Often, because each side has a different perspective, unless you have both of those perspectives in place, you will not end up with a well-priced quality product, which is also reasonably easy to produce. So you must have both of those involved, and if you don’t have them both as part of your stakeholder group, it doesn’t work. Of course, if your stakeholder group is only vendors, quite often you get too focused on what the vendors want versus what the end users want. If your stakeholder group is all end users without involvement from the vendors, you get what the end users want, and they often want things which the vendors can’t do in a cost competitive manner. So it’s a very sensitive balance to have those two involved, and we always work very hard to bring both to the table.
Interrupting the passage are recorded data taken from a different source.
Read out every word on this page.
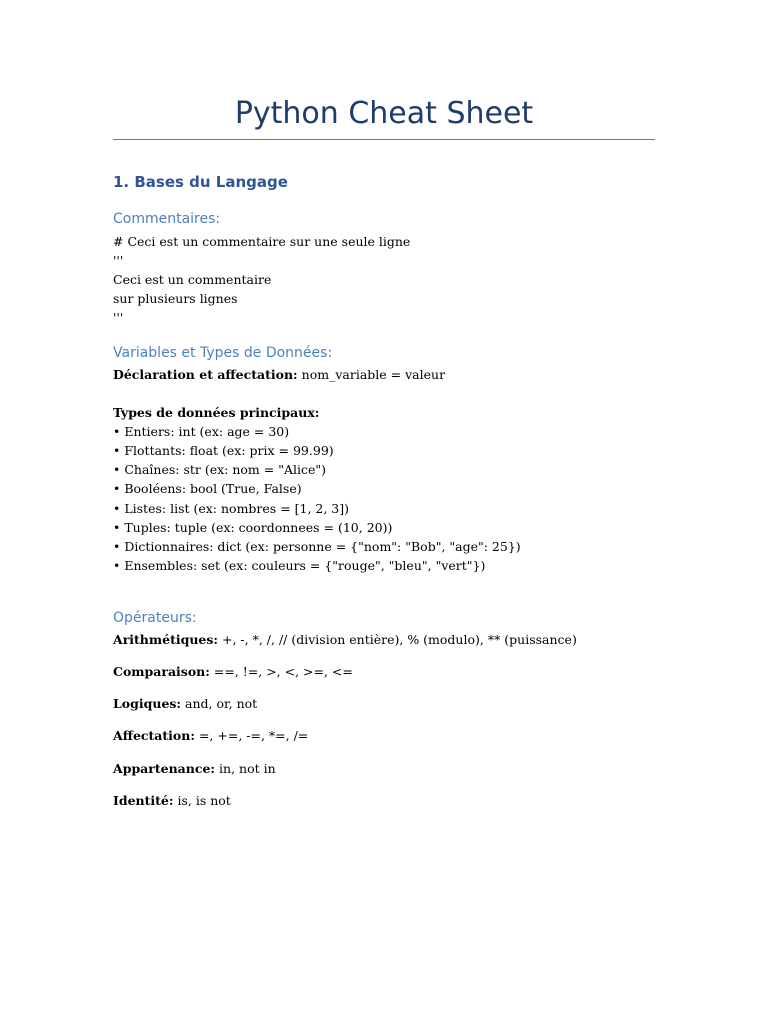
Python Cheat Sheet
1. Bases du Langage
Commentaires:
# Ceci est un commentaire sur une seule ligne
'''
Ceci est un commentaire
sur plusieurs lignes
'''
Variables et Types de Données:
Déclaration et affectation: nom_variable = valeur
Types de données principaux:
• Entiers: int (ex: age = 30)
• Flottants: float (ex: prix = 99.99)
• Chaînes: str (ex: nom = "Alice")
• Booléens: bool (True, False)
• Listes: list (ex: nombres = [1, 2, 3])
• Tuples: tuple (ex: coordonnees = (10, 20))
• Dictionnaires: dict (ex: personne = {"nom": "Bob", "age": 25})
• Ensembles: set (ex: couleurs = {"rouge", "bleu", "vert"})
Opérateurs:
Arithmétiques: +, -, *, /, // (division entière), % (modulo), ** (puissance)
Comparaison: ==, !=, >, <, >=, <=
Logiques: and, or, not
Affectation: =, +=, -=, *=, /=
Appartenance: in, not in
Identité: is, is not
GUERRA: You said it would be important to collaborate with CCHIT in some ways. In what ways will you collaborate versus compete?
DRUMMOND: We might compete, for example, on things like the length of the test, whether it’s a thorough test, whether the output of the test actually produces conformant products. It can’t just say they’re conformant, but it’s about whether the output of the test actually produces interoperable products.
When I say interoperable, I should be able to buy it off the shelf and install it, and it should be able to talk to another product of the same type really, really easily. I shouldn’t have to debug it. It should just start working, and we have a depth of experience in commercial off the shelf products in this area.
So we will compete on the quality of output of the tests, and the pricing of the tests. But again, the feeder for the whole test is the vendor/user stakeholder groups determining the functionality that’s required.
At that point, testing agencies can take those things, break them down to more detailed tests, and go through and verify that the software actually does what it’s supposed to do. If you don’t do it that way, what you have is a group over here testing ambulatory care with a slightly different ilk than a group over there. When those two products have to communicate, they may not work because you’ve chosen different functional things, because you didn’t all choose exactly the same piece of detailed functionality to test on.
GUERRA: So the real value of a “Drummond Group” stamp might not be known until the user, not the vendor, has to exchange information with another EHR in a real-world situation?
DRUMMOND: Right. What you want to have them do is buy the product, the other guy buy another product (which both say they’ve been tested and they’re interoperable and conformant), they both install them, they say, “Let’s communicate,” and the user says, “Oh, this is working really smoothly. I’ve just got to read the manual and click the right configuration buttons. I don’t have to debug it.”
And that’s the key to this whole thing and, of course, that takes massive amounts of planning. And the way you have to attack this whole problem is to work backwards. You go out and ask yourself the question: What does the end-user market want when they install this product? And you start working backwards to get to that.
The next question really is, once these things are in place, how do I maintain that these products stay true to this standard as they go through versions over the years – and we call that life cycle issues – which you have to think about upfront or you start having major problems. So you start working backwards.
So you start thinking about getting products out the door, and we often talk about the words, ‘facilitating adoption.’ This is about facilitating adoption of these kind of products in the marketplace, and that’s what you’re after in the end –getting people to buy these products and install them because they work well.
GUERRA: CCHIT offers different levels of certification. Will you do something similar?
DRUMMOND: We do that in some areas now. We have some standards where we offer basic certification and then additional levels of certification because the user community is demanding different ones. In some areas, users are not going to pay for an enhanced certification.
GUERRA: CCHIT offers site testing. Do you have any thoughts yet on actually going out to hospitals and practices and certifying some sort of homegrown system?
DRUMMOND: We do both of those in a lot of our tests. We do both homegrown and also commercial off the shelf. We manage this with our patented software to automate those sorts of tests.